/lpsolvers

This repository contains a few different implementations of LP solvers, including Simplex with several pivot rules, Interior Point Methods, and the Ellipsoid Algorithm.

Primary LanguageC++

LP Solving Benchmarks

This repository contains a few different implementations of LP solvers, including Simplex with several pivot rules, Interior Point Methods, and the Ellipsoid Algorithm. Benchmarks will be performed in the future.

Building Instructions

The following instructions are for Mac OS X. There is no guarantee that this will work on Linux environments (but there is no particular reasons why it shouldn't).

To build, you will need CMake. This can be installed easily via brew or apt-get.

Once you have that, the following commands should work:

mkdir Debug cd Debug cmake .. make

This will generate the lpsolver file on the Debug directory. The reason why we force a Debug compilation is simply because FLENS has code that is a bit older, and compilers will get annoyed in the Release option.

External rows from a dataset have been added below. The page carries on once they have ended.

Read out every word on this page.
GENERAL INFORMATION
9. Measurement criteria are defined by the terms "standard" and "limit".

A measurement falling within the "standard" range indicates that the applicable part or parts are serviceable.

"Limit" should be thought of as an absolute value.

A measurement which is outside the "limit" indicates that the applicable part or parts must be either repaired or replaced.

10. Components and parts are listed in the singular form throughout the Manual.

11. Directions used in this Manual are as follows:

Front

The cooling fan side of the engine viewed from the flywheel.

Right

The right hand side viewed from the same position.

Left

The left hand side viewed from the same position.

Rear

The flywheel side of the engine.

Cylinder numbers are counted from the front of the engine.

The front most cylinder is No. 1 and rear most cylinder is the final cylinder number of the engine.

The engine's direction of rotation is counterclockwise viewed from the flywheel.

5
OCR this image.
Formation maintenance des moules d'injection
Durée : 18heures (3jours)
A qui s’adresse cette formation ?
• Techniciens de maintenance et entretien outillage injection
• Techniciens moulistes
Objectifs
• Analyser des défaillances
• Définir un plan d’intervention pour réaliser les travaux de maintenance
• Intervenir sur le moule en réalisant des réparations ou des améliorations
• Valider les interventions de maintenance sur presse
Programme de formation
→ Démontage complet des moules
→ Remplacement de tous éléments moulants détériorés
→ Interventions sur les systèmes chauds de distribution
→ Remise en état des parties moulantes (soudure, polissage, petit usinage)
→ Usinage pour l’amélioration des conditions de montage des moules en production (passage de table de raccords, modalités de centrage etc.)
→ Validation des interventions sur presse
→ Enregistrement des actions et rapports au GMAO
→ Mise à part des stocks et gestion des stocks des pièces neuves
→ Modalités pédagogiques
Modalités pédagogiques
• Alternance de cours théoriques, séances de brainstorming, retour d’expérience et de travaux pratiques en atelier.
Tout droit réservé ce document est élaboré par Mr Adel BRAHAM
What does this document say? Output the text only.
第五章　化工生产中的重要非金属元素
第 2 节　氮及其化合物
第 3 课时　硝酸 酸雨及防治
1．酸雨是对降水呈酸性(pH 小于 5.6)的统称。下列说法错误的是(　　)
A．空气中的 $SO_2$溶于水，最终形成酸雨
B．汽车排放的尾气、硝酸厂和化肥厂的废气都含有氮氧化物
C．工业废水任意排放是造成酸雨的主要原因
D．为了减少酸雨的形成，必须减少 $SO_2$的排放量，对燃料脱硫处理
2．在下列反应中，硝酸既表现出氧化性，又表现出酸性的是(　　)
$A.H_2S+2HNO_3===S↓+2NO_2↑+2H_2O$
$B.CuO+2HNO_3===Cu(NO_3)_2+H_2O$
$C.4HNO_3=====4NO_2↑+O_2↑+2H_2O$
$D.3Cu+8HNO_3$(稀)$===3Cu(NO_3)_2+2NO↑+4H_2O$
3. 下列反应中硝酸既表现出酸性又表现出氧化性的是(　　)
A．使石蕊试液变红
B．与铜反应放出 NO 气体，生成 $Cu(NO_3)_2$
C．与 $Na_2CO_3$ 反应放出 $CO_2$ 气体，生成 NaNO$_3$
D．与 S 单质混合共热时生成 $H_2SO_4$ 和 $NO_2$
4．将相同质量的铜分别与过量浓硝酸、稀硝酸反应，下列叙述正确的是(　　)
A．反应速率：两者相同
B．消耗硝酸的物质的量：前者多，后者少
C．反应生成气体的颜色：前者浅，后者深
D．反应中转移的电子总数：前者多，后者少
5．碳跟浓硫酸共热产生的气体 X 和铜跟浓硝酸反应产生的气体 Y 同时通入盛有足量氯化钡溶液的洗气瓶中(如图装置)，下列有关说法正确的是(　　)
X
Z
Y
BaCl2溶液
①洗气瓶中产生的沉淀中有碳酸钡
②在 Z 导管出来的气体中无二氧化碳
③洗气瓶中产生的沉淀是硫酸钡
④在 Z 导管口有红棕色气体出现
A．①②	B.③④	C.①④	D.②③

  • If you want to run without printing the tableaus and debugging information, simply edit the CMakeLists.txt file and remove the definition -DDEBUG.

Once that works, you can run the lpsolver as follows. In the Debug subdirectory,

./lpsolver [opt: bland/dantzig/random] <filename>

which will output the solution to the linear program specified by filename, an MPS file. (If the file is invalid, the code will assert; this has yet to be fixed.)

A few examples of tests that are run can be found in tests. For instance, running

./lpsolver dantzig ../tests/slide.mps

should give you back the maximum of 17, at the vector (1, 2, 0). The order of the results printed out is the order in which the variables appear in the MPS file.

You may find a few tests available in /src/tests. Most tests will likely hang the simplex solver, mostly because of the lack of support for sparse matrices in our current implementation. Smaller tests, such as afiro.mps, small.mps and slide.mps will work, though. There are also some imprecisions in computation, and that is likely due to FLENS problems. (In the end, I think I should not have used FLENS and just stuck with Numpy or something simpler, but oh well...)

Installing FLENS

All you have to do to install FLENS is to do

git clone git://github.com/michael-lehn/FLENS.git

inside the src folder.

Benchmarks

The benchmarks present in the paper were performed using GLPK and lpsolve. Both of these tools are freely available online in the links below:

lpsolve

glpk

On a Mac, you can easily install these via brew commands.